# Large Viv Stack



## volly (Mar 6, 2009)

Just built this for my local pet shop and thought I'd show it off in here.

Started building single Vivs a few weeks ago then he asked me to do this stack.

I'm quite impressed as it's my first stack but what do you think?

Go on, be honest - I'm a big boy and I can take it, lol















































Oh and does anyone know what sort of price I should have charged him? He seemed to snatch my hand off when I told him, lol

Cheers


----------



## sam432 (Mar 8, 2009)

thats the best viv stack iv seen and im being honest can i ask how much u did charge him


----------



## ratking (Mar 4, 2008)

thats a cracking job mate.may i ask how u fix them together as i make all my own vivs and im about to build another 1 but i screw them all together so u can see the screw heads everywere.i carnt see them on yours and it looks much better so come on let us in on it 
cheers dave


----------



## volly (Mar 6, 2009)

sam432 said:


> thats the best viv stack iv seen and im being honest can i ask how much u did charge him


thanks. I charged him £550 for it but other people I've been speaking to say it should have been nearer £700-£750


----------



## volly (Mar 6, 2009)

ratking said:


> thats a cracking job mate.may i ask how u fix them together as i make all my own vivs and im about to build another 1 but i screw them all together so u can see the screw heads everywere.i carnt see them on yours and it looks much better so come on let us in on it
> cheers dave


thanks for your comment.

the right hand side is fully drilled and screwed as it is by the wall so you can't see the heads anyway.

the left hand side is on show so i kregged/jigged the under side of the internal shelves so nothing can be seen unless you get on your knees and look up. it's just as strong as being screwed from the outside but it just looks neater as opposed to screwing and capping.

cheers


----------



## ratking (Mar 4, 2008)

so i kregged/jigged
explain this in laymans terms please mate


----------



## Meko (Apr 29, 2007)

looks the nuts mate, but brave of the pet shop if its your first go... lol



now for the questions... 
are they selling female uro's at £40 that look like baby beardies?? some not bad prices there either for a pet shop.


----------



## volly (Mar 6, 2009)

ratking said:


> so i kregged/jigged
> explain this in laymans terms please mate


 
ha ha, that is layman's terms mate. i don't know what the technical term is, lol.
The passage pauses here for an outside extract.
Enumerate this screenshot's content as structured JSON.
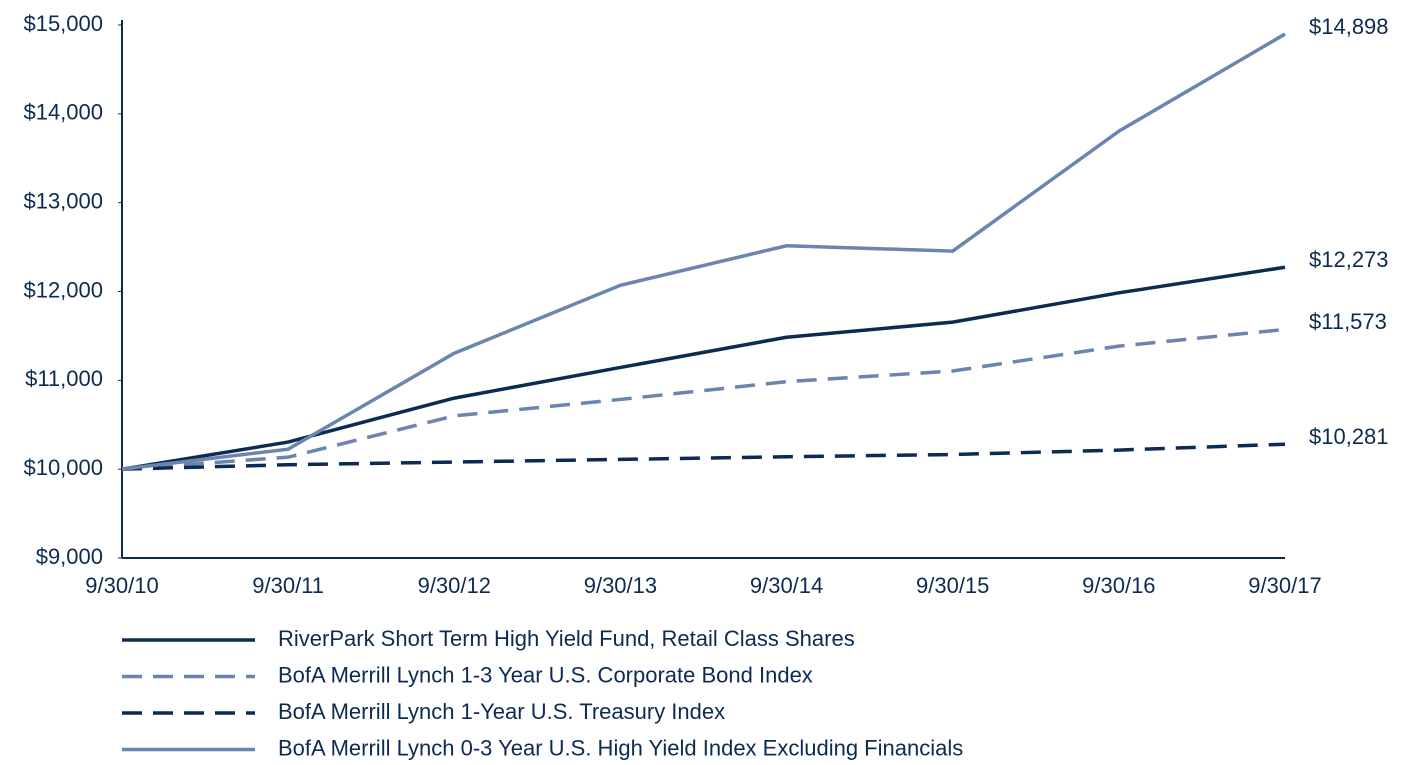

let me try and explain. i have just done a quick one from 2 bits of scrap to show you :-

kregging/jigging is grooving 1 side of the board to the edge so that it can be screwed from the inside without heads being on show.




























so effectively, it looks like this from the front with the kreg/jig grooves being underneath the shelf so they can't be seen. obviously if you are trying to fix something up high then you put the grooves on top above eye level. 










you do need a special drill bit to make the right shape for the groove and also you need the correct kreg/jig clamp to hold it in place while drilling. the screws aren't standard screws either. that have square heads that also need a specially shaped bit to fix them in place.

i suppose it all sounds like a lot of hassle but as you can see from my first pics, the result is worth it if you want a neat looking end that's on show.

hope this helps


----------



## Anna89 (Sep 18, 2008)

Hi,

It looks really good!!!! What are the dimensions??

Anna.


----------



## volly (Mar 6, 2009)

Meko said:


> looks the nuts mate, but brave of the pet shop if its your first go... lol
> 
> 
> 
> ...


 
:lol2: I built a few Viv's for him before so he knew the general quality of my work before agreeing to the stack.

as for the BD looking Uro's, lol - there is a Uro in that Viv with the baby BD's. The Uro is £39.99 and the BD's are £49.99

cheers


----------



## volly (Mar 6, 2009)

Anna89 said:


> Hi,
> 
> It looks really good!!!! What are the dimensions??
> 
> Anna.


 
thanks anna,

it's 1700mm wide, 1525mm high and 610mm deep.

regards, andy


----------



## Anna89 (Sep 18, 2008)

haha - took me ages to work that out in feet!!! I'd say £550 was fair! looks fantastic!! Whats the technical term for keggin/jiggin?? I want that on my next ones!!!!

Anna.


----------



## volly (Mar 6, 2009)

Anna89 said:


> haha - took me ages to work that out in feet!!! I'd say £550 was fair! looks fantastic!! Whats the technical term for keggin/jiggin?? I want that on my next ones!!!!
> 
> Anna.


thanks for the compliment.

not sure what the tech term for kregging/jigging is but if you look back on page 1 of this post, i have tried to show and explain what it is.

best regards, andy


----------



## ratking (Mar 4, 2008)

cheers mate now uve shown me i no what u ment thanks for that


----------



## volly (Mar 6, 2009)

no worries. happy to help :no1::no1:


----------



## Janet1977 (Dec 14, 2008)

If you ever get bored you can make one for me:2thumb: I've been looking for a cheap stack, but I think I'll be paying quite a lot. You've done a good job: victory:


Janet


----------



## volly (Mar 6, 2009)

Janet1977 said:


> If you ever get bored you can make one for me:2thumb: I've been looking for a cheap stack, but I think I'll be paying quite a lot. You've done a good job: victory:
> 
> 
> Janet


 
Ha ha, thanks. If you want one making, just let me know. I'll sort something out for you.

Andy


----------